Chapter 26. Setting Up a Proxy Server

IN THIS CHAPTER

There are two things in this world that you can never have enough of: time and bandwidth. Fedora comes with a proxy server—Squid—that enables you to cache web traffic on your server so that websites load faster and users consume less bandwidth.

What Is a Proxy Server?

A proxy server lies between client machines—the desktops in your company—and the Internet. As clients request websites, they do not connect directly to the Web and send the HTTP request. Instead, they connect to the local proxy server. The proxy then forwards their request on to the Web, retrieves the result, and hands it back to the client. At its simplest, a proxy server really is just an extra layer between client and server, so why bother?

The three main reasons for deploying a proxy server are

  • Content control—. You want to stop people whiling away their work hours reading the news or downloading MP3s.

  • Speed—. You want to cache common sites to make the most of your bandwidth.

  • Security—. You want to monitor what people are doing.

Squid is capable of achieving all of these goals and more.

Installing Squid

Squid installation is handled through the Add/Remove Software dialog. The Squid package is confusingly located under the Web Server group; this has the downside of installing Apache alongside Squid whether you like it or not. That said, you can (and should) deselect other autoinstall packages that you do not need from the Web Server category.
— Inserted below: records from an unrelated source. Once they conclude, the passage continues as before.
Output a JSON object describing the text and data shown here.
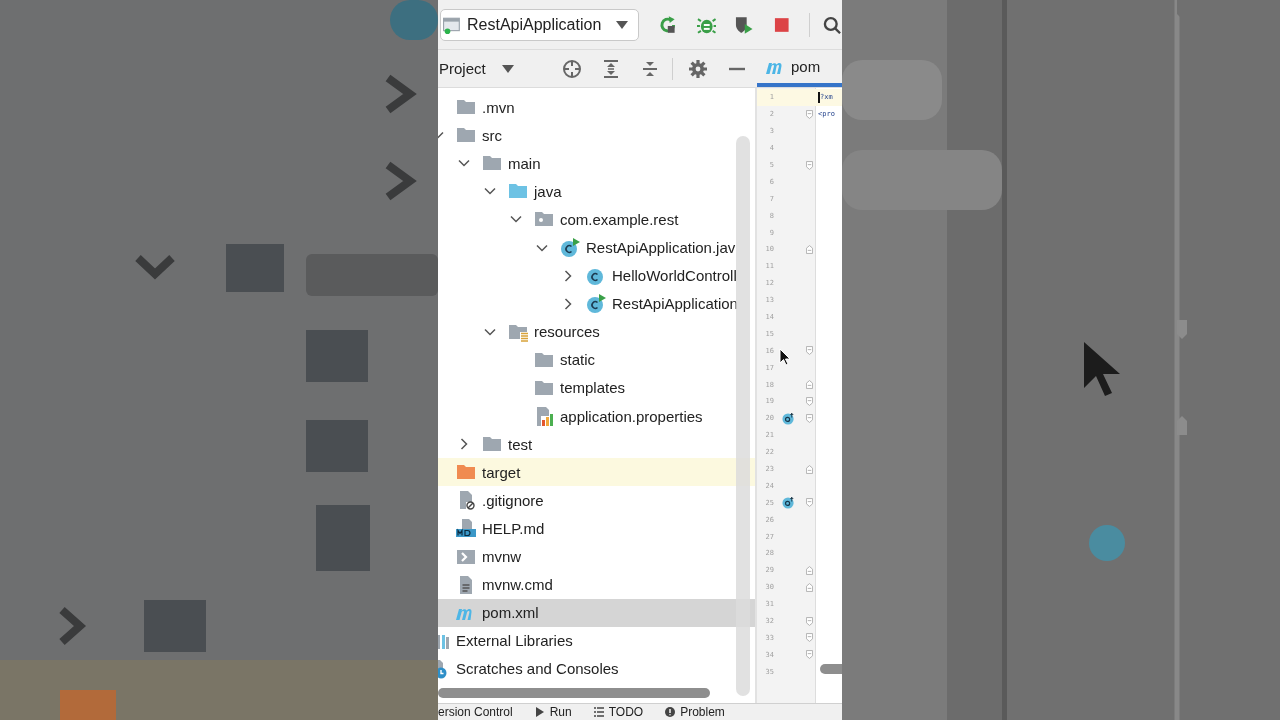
{
  "toolbar": {
    "run_config": {
      "label": "RestApiApplication",
      "running": true
    }
  },
  "project_panel": {
    "title": "Project",
    "items": [
      {
        "label": ".mvn",
        "kind": "folder",
        "selected": false
      },
      {
        "label": "src",
        "kind": "folder",
        "selected": false,
        "expanded": true,
        "children": [
          {
            "label": "main",
            "kind": "folder",
            "selected": false,
            "expanded": true,
            "children": [
              {
                "label": "java",
                "kind": "source-folder",
                "selected": false,
                "expanded": true,
                "children": [
                  {
                    "label": "com.example.rest",
                    "kind": "package",
                    "selected": false,
                    "expanded": true,
                    "children": [
                      {
                        "label": "RestApiApplication.jav",
                        "kind": "run-class",
                        "selected": false,
                        "expanded": true,
                        "children": [
                          {
                            "label": "HelloWorldControll",
                            "kind": "class",
                            "selected": false,
                            "expanded": false
                          },
                          {
                            "label": "RestApiApplication",
                            "kind": "run-class",
                            "selected": false,
                            "expanded": false
                          }
                        ]
                      }
                    ]
                  }
                ]
              },
              {
                "label": "resources",
                "kind": "resources",
                "selected": false,
                "expanded": true,
                "children": [
                  {
                    "label": "static",
                    "kind": "folder",
                    "selected": false
                  },
                  {
                    "label": "templates",
                    "kind": "folder",
                    "selected": false
                  },
                  {
                    "label": "application.properties",
                    "kind": "properties",
                    "selected": false
                  }
                ]
              }
            ]
          },
          {
            "label": "test",
            "kind": "folder",
            "selected": false,
            "expanded": false
          }
        ]
      },
      {
        "label": "target",
        "kind": "excluded-folder",
        "selected": false,
        "highlighted": true
      },
      {
        "label": ".gitignore",
        "kind": "ignore-file",
        "selected": false
      },
      {
        "label": "HELP.md",
        "kind": "markdown",
        "selected": false
      },
      {
        "label": "mvnw",
        "kind": "script",
        "selected": false
      },
      {
        "label": "mvnw.cmd",
        "kind": "text",
        "selected": false
      },
      {
        "label": "pom.xml",
        "kind": "maven",
        "selected": true
      }
    ],
    "root_items": [
      {
        "label": "External Libraries",
        "kind": "libraries",
        "selected": false
      },
      {
        "label": "Scratches and Consoles",
        "kind": "scratches",
        "selected": false
      }
    ]
  },
  "editor": {
    "tab": {
      "label": "pom",
      "selected": true
    },
    "lines": [
      {
        "number": "1",
        "current": true,
        "overridden": false,
        "code": "?xm",
        "kind": "plain"
      },
      {
        "number": "2",
        "current": false,
        "overridden": false,
        "code": "<pro",
        "kind": "fold-start"
      },
      {
        "number": "3",
        "current": false,
        "overridden": false,
        "kind": "plain"
      },
      {
        "number": "4",
        "current": false,
        "overridden": false,
        "kind": "plain"
      },
      {
        "number": "5",
        "current": false,
        "overridden": false,
        "kind": "fold-start"
      },
      {
        "number": "6",
        "current": false,
        "overridden": false,
        "kind": "plain"
      },
      {
        "number": "7",
        "current": false,
        "overridden": false,
        "kind": "plain"
      },
      {
        "number": "8",
        "current": false,
        "overridden": false,
        "kind": "plain"
      },
      {
        "number": "9",
        "current": false,
        "overridden": false,
        "kind": "plain"
      },
      {
        "number": "10",
        "current": false,
        "overridden": false,
        "kind": "fold-end"
      },
      {
        "number": "11",
        "current": false,
        "overridden": false,
        "kind": "plain"
      },
      {
        "number": "12",
        "current": false,
        "overridden": false,
        "kind": "plain"
      },
      {
        "number": "13",
        "current": false,
        "overridden": false,
        "kind": "plain"
      },
      {
        "number": "14",
        "current": false,
        "overridden": false,
        "kind": "plain"
      },
      {
        "number": "15",
        "current": false,
        "overridden": false,
        "kind": "plain"
      },
      {
        "number": "16",
        "current": false,
        "overridden": false,
        "kind": "fold-start"
      },
      {
        "number": "17",
        "current": false,
        "overridden": false,
        "kind": "plain"
      },
      {
        "number": "18",
        "current": false,
        "overridden": false,
        "kind": "fold-end"
      },
      {
        "number": "19",
        "current": false,
        "overridden": false,
        "kind": "fold-start"
      },
      {
        "number": "20",
        "current": false,
        "overridden": true,
        "kind": "fold-start"
      },
      {
        "number": "21",
        "current": false,
        "overridden": false,
        "kind": "plain"
      },
      {
        "number": "22",
        "current": false,
        "overridden": false,
        "kind": "plain"
      },
      {
        "number": "23",
        "current": false,
        "overridden": false,
        "kind": "fold-end"
      },
      {
        "number": "24",
        "current": false,
        "overridden": false,
        "kind": "plain"
      },
      {
        "number": "25",
        "current": false,
        "overridden": true,
        "kind": "fold-start"
      },
      {
        "number": "26",
        "current": false,
        "overridden": false,
        "kind": "plain"
      },
      {
        "number": "27",
        "current": false,
        "overridden": false,
        "kind": "plain"
      },
      {
        "number": "28",
        "current": false,
        "overridden": false,
        "kind": "plain"
      },
      {
        "number": "29",
        "current": false,
        "overridden": false,
        "kind": "fold-end"
      },
      {
        "number": "30",
        "current": false,
        "overridden": false,
        "kind": "fold-end"
      },
      {
        "number": "31",
        "current": false,
        "overridden": false,
        "kind": "plain"
      },
      {
        "number": "32",
        "current": false,
        "overridden": false,
        "kind": "fold-start"
      },
      {
        "number": "33",
        "current": false,
        "overridden": false,
        "kind": "fold-start"
      },
      {
        "number": "34",
        "current": false,
        "overridden": false,
        "kind": "fold-start"
      },
      {
        "number": "35",
        "current": false,
        "overridden": false,
        "kind": "plain"
      }
    ]
  },
  "bottom_bar": [
    {
      "label": "ersion Control",
      "kind": "vcs"
    },
    {
      "label": "Run",
      "kind": "run"
    },
    {
      "label": "TODO",
      "kind": "todo"
    },
    {
      "label": "Problem",
      "kind": "problems"
    }
  ]
}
After Squid is installed, switch to the console and use su to get to the root account. You should run the command chkconfig --level 345 squid on to run Squid at runlevels 3, 4, and 5, like this:

[root@susannah ~]# chkconfig --list squid
squid    0:off 1:off 2:off 3:off 4:off 5:off 6:off
[root@susannah ~]# chkconfig --level 345 squid on
[root@susannah ~]# chkconfig --list squid
squid    0:off 1:off 2:off 3:on 4:on 5:on 6:off

That runs Squid the next time the system switches to runlevel 3, 4, or 5, but it will not run it just yet.

Configuring Clients

Before you configure your new Squid server, you should set up the local web browser to use Squid for its web access. This allows you to test your rules as you are working with the configuration file.
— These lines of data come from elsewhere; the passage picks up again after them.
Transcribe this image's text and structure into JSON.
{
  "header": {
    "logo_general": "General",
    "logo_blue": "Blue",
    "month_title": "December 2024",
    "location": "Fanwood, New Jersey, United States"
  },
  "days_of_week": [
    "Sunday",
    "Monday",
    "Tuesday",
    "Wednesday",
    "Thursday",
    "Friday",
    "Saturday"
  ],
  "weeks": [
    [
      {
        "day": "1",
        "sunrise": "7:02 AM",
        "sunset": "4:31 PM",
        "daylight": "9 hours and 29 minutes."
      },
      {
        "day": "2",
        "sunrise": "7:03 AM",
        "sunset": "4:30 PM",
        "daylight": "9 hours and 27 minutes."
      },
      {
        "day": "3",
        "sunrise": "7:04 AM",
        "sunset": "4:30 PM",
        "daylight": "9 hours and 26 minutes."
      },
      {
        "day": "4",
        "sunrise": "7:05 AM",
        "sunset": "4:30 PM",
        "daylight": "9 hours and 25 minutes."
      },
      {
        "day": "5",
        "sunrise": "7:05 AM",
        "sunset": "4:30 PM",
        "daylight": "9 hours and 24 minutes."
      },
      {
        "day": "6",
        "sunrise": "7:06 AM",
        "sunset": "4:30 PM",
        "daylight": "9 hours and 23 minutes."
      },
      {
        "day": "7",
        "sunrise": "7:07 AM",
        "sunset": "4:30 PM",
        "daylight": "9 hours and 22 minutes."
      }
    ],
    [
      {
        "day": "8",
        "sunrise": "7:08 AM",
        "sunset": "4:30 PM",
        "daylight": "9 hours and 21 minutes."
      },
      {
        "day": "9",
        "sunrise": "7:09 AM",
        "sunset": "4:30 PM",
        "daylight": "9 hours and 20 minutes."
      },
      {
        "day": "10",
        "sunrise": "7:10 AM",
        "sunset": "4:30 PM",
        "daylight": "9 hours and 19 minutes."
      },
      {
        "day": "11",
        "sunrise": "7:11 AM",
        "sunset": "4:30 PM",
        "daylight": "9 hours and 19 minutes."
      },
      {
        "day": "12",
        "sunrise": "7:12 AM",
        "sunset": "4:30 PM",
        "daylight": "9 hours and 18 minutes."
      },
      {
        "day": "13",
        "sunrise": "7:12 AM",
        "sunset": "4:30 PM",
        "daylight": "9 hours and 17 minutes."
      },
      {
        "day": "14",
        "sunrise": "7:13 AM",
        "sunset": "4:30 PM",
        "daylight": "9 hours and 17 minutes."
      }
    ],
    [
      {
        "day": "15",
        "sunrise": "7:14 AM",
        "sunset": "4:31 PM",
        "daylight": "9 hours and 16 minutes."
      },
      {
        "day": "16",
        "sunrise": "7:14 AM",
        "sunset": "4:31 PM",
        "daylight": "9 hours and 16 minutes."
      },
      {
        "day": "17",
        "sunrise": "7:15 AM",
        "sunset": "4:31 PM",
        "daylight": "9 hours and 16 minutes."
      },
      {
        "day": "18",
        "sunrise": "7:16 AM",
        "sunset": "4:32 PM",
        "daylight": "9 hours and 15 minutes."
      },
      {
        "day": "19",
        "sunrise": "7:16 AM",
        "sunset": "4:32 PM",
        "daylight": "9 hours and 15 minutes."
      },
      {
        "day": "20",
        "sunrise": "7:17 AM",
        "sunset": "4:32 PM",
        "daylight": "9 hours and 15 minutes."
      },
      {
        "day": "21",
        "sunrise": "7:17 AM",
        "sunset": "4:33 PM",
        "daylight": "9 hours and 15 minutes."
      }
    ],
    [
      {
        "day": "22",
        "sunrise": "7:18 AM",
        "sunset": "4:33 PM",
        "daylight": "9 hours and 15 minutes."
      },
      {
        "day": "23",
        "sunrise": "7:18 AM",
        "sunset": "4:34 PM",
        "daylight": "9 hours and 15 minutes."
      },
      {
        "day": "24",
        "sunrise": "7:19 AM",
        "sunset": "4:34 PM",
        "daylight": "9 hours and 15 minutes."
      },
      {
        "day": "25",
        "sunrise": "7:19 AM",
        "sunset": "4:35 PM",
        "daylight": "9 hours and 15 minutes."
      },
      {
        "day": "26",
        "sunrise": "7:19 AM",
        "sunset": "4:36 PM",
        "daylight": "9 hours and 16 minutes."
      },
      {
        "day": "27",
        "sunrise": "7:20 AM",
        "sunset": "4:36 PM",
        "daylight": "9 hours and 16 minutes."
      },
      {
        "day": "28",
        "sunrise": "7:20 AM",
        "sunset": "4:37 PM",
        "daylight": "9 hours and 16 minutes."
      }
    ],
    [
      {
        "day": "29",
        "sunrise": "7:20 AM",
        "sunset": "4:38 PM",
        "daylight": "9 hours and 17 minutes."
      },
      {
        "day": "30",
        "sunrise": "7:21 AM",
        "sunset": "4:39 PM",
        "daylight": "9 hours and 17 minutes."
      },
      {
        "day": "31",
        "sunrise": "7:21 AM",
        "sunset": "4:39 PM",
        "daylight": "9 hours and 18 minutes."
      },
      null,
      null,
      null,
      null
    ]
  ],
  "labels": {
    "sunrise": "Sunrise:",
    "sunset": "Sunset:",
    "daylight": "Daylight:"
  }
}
To configure Firefox, select Preferences from the Edit menu. From the dialog that appears, click the Connection Settings button (near the bottom on the General tab) and select the option Manual Proxy Configuration. Check the box beneath it, Use the Same Proxy for All Protocols; then enter 127.0.0.1 as the IP address and 3128 as the port number. See Figure 26.1 for how this should look. If you are configuring a remote client, specify the IP address of the Squid server instead of 127.0.0.1.

Setting up Firefox to use 127.0.0.1 routes all its web requests through Squid.
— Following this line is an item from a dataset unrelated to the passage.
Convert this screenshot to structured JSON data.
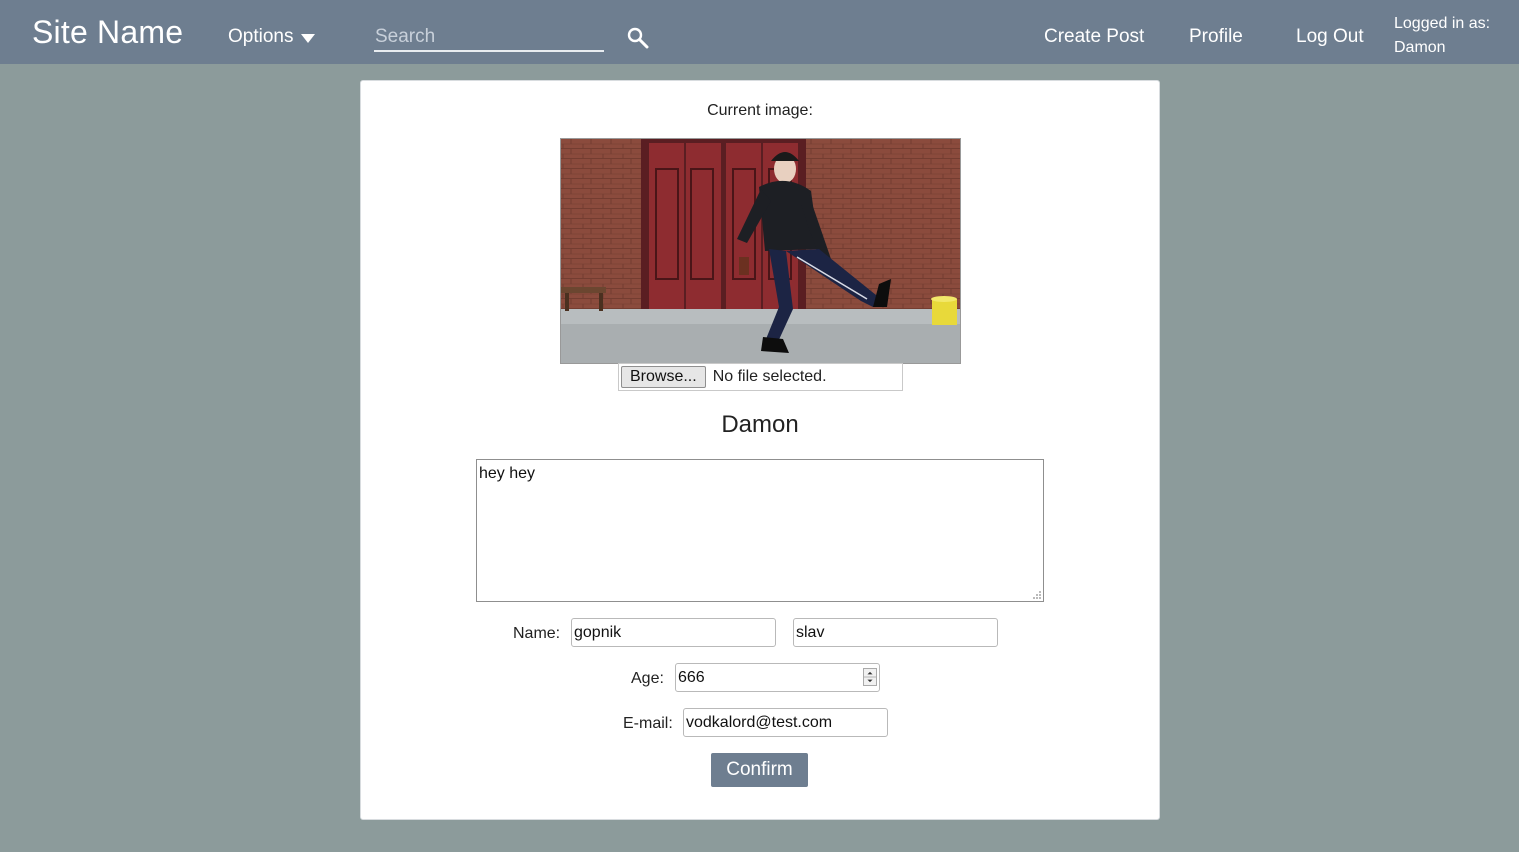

Figure 26.1. Setting up Firefox to use 127.0.0.1 routes all its web requests through Squid.

For Konqueror, go to the Settings menu and select Configure Konqueror. From the left tab, scroll down to Proxy, select Manually Specify the Proxy Settings, and then click Setup. Enter 127.0.0.1 as the proxy IP address and 3128 as the port. As with Firefox, if you are configuring a remote client, specify the IP address of the Squid server instead of 127.0.0.1.

Internet Explorer’s proxy settings are in Tools/Internet Options. From the Connections tab, click the LAN Settings button and enable the Use a Proxy Server for Your LAN option. Enter the address as the IP of your Squid machine, and then specify 3128 as the port.

Access Control Lists

The main Squid configuration file is /etc/squid/squid.conf, and the default Fedora configuration file is full of comments to help guide you. The default configuration file allows full access to the local machine but denies the rest of your network. This is a secure place to start; we recommend you try all the rules on yourself (localhost) before rolling them out to other machines.

Before you start, open two terminal windows as root. In the first, change to the directory /var/log/squid and run this command:

tail -f access.log cache.log

That command reads the last few lines from both files and (thanks to the -f flag) follows them so that any changes appear in there. This allows you to watch what Squid is doing as people access it. We will refer to this window as the log window, so keep it open. In the other window (as root, remember), bring up the file /etc/squid/squid.conf in your favorite editor. This window will be referred to as the config editor, and you should keep it open also.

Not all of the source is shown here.